Fall 2020 Teaching Schedule
- TECH 200, Tue & Thu, 4:30-5:45 p.m. (Online class meets via Zoom)
- TECH 230, Mon & Wed, 4:30-5:45 p.m. (Online class meets via Zoom)
Summer 2020 Teaching Schedule
- TECH 230, Tue & Thu, 5:00-7:00 p.m., Online Class.
Spring 2020 Teaching Schedule
- TECH 233, Tue & Thu, 6:00-7:15 p.m., IS 108.
- TECH 031, Tue & Thu, 4:30-5:45 p.m., ENG 407.
- Six Sigma and Continuous Improvement Systems Management (TECH 230): This course focuses on the definition and applications of Six-Sigma quality systems for design production and business processes. The main topics include statistical methods in quality control and assurance, implementation strategies, and practical industrial applications for achieving continuous quality improvement, defect reduction, and project planning and management methods to achieve universal participation in process improvement.
- Design and Analysis of Experiments (TECH 233): This course focuses on analysis of experimental design strategies for process and design improvement with industrial applications. Various DoE methods including single factor, multi-factor, and optimization designs are among the main topics. Statistical model building and evaluation is conducted for experimental analysis using t-tests, ANOVA, Chi-square, linear and multiple regression techniques.

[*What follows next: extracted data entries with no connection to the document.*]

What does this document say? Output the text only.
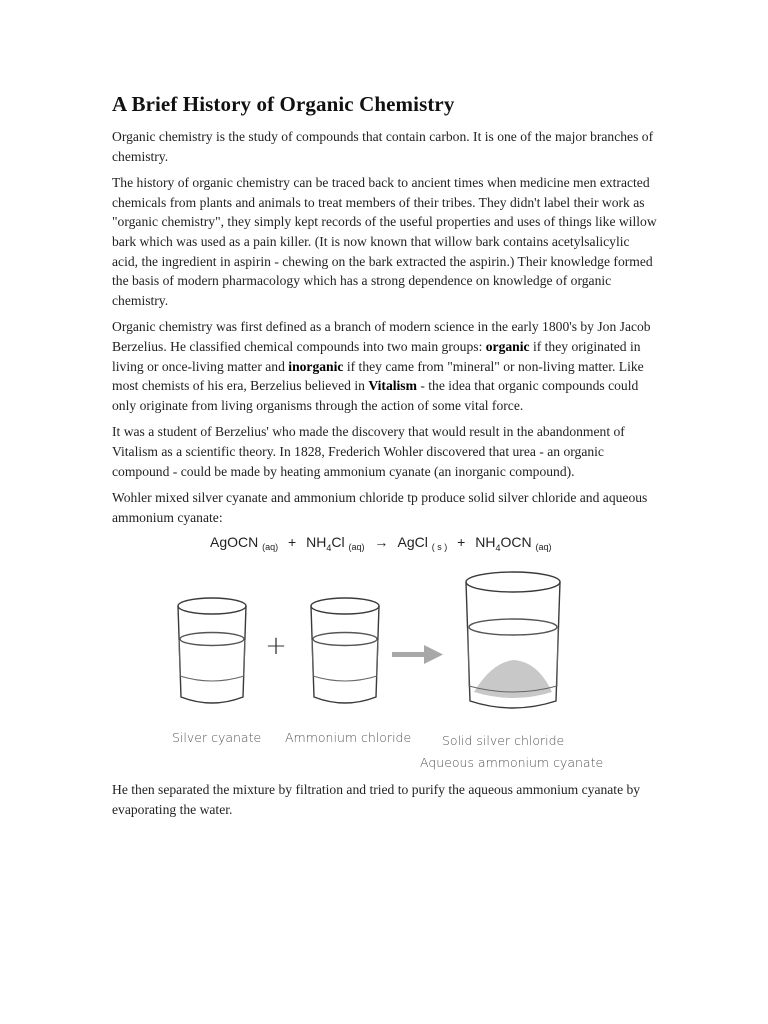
A Brief History of Organic Chemistry

Organic chemistry is the study of compounds that contain carbon. It is one of the major branches of chemistry.

The history of organic chemistry can be traced back to ancient times when medicine men extracted chemicals from plants and animals to treat members of their tribes. They didn't label their work as "organic chemistry", they simply kept records of the useful properties and uses of things like willow bark which was used as a pain killer. (It is now known that willow bark contains acetylsalicylic acid, the ingredient in aspirin - chewing on the bark extracted the aspirin.) Their knowledge formed the basis of modern pharmacology which has a strong dependence on knowledge of organic chemistry.

Organic chemistry was first defined as a branch of modern science in the early 1800's by Jon Jacob Berzelius. He classified chemical compounds into two main groups: organic if they originated in living or once-living matter and inorganic if they came from "mineral" or non-living matter. Like most chemists of his era, Berzelius believed in Vitalism - the idea that organic compounds could only originate from living organisms through the action of some vital force.

It was a student of Berzelius' who made the discovery that would result in the abandonment of Vitalism as a scientific theory. In 1828, Frederich Wohler discovered that urea - an organic compound - could be made by heating ammonium cyanate (an inorganic compound).

Wohler mixed silver cyanate and ammonium chloride tp produce solid silver chloride and aqueous ammonium cyanate:

AgOCN $_{(aq)} + NH_4Cl$ $_{(aq)}$ → AgCl $_{( s )} + NH_4OCN$ $_{(aq)}$
+
Silver cyanate Ammonium chloride Solid silver chloride
Aqueous ammonium cyanate

He then separated the mixture by filtration and tried to purify the aqueous ammonium cyanate by evaporating the water.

- Research Methods for Engineering and Technology (TECH 200): This course covers current research methods applied to problems in engineering, technology, and other technical fields. The topics include details of research process, types of research methods and applications, mixed methods design, and qualitative vs quantitative methods in engineering research. Students are expected to write a mini-thesis as a final project for the course. TECH 200 serves as the GWAR (Graduation Writing Assessment Requirement) for MSQA students.
- Quality Assurance and Control (TECH 31): This course covers introduction to concepts and statistical methods that companies use to manage and improve quality. Topics include sampling inspection, statistical process control, quality function deployment, cost of quality, basics of design of experiment and Taguchi's method for designing in quality. Students are expected to complete a final project focusing on data analytics for quality improvement.